Pastor London isn’t the first religious person who has used religion to try and control people to the extent where it would be harmful to themselves or even others. I remember once listening to T D Jakes—a personal favourite of mine—and hearing him say that when you have problems you should muster them up inside and wait for God to see you through them. He went on to say that people are on all sorts of pills to make them feel happy but it’s only God who can deliver you. My heart broke for those who were Christians and felt as if they were betraying their faith because they needed to take antidepressants. It must have been torture for anyone living with a mental illness, looking for a sense of community and being made to feel not strong enough to belong.
Then there are those religious leaders and congregational members who police mode of dress for church. In my former church in Guyana, Sunday service was like a Vogue runway; women gossiped in undertones about those who weren’t as neatly or elaborately clad and glared when I wore trousers to church. This takes away from spirituality, it takes away from people wanting to believe that there is someone out there who loves us unconditionally.

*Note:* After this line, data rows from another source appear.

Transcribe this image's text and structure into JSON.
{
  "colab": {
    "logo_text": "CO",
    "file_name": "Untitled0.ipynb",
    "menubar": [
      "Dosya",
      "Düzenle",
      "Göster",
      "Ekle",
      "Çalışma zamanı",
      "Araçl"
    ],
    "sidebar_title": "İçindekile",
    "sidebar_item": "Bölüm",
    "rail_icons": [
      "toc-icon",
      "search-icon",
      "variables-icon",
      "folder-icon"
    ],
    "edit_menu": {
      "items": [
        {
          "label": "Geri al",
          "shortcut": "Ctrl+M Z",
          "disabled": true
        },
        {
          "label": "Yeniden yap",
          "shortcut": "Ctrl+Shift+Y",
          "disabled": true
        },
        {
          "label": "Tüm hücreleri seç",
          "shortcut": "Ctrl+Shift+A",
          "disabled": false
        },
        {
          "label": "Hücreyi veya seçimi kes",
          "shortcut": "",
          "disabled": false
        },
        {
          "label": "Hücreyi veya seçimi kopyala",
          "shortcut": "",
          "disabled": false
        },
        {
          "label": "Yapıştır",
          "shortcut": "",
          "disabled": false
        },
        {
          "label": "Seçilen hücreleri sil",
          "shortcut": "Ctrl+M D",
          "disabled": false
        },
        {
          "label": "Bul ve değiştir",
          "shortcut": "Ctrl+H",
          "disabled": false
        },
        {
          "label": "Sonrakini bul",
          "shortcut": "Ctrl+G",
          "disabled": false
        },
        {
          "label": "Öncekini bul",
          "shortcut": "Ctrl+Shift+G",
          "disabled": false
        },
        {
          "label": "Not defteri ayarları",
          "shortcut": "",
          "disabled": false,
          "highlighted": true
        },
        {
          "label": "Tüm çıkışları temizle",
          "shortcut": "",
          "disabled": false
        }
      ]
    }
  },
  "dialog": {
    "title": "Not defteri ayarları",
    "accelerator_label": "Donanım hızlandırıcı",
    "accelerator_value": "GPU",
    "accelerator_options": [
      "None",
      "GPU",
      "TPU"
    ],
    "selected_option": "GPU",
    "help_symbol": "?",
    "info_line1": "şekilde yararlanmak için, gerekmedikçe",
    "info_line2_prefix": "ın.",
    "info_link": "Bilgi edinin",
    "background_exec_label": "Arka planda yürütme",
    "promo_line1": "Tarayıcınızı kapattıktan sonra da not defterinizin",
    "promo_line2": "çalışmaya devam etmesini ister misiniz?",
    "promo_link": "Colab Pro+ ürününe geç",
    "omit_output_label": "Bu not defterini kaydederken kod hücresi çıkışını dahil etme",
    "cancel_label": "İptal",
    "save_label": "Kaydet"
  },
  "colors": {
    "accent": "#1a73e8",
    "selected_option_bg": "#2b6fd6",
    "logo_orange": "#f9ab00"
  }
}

While this topic of discourse is controversial for some, for me it’s simple: being judgemental and being a Christian don’t mesh.
A blurred line seems to exist where some people fail to recognize their obsession with following the word while destroying the spirit of community that should come with being a part of a religious group. I don’t agree with my parents a great deal, but they have raised me to be tolerant of different religions and beliefs; sharing in such a vast variety of faiths was an excellent choice for me personally. It has allowed me to see religion as a compassionate tool that foster friendships and bonds regardless of clothes, class, colour or creed.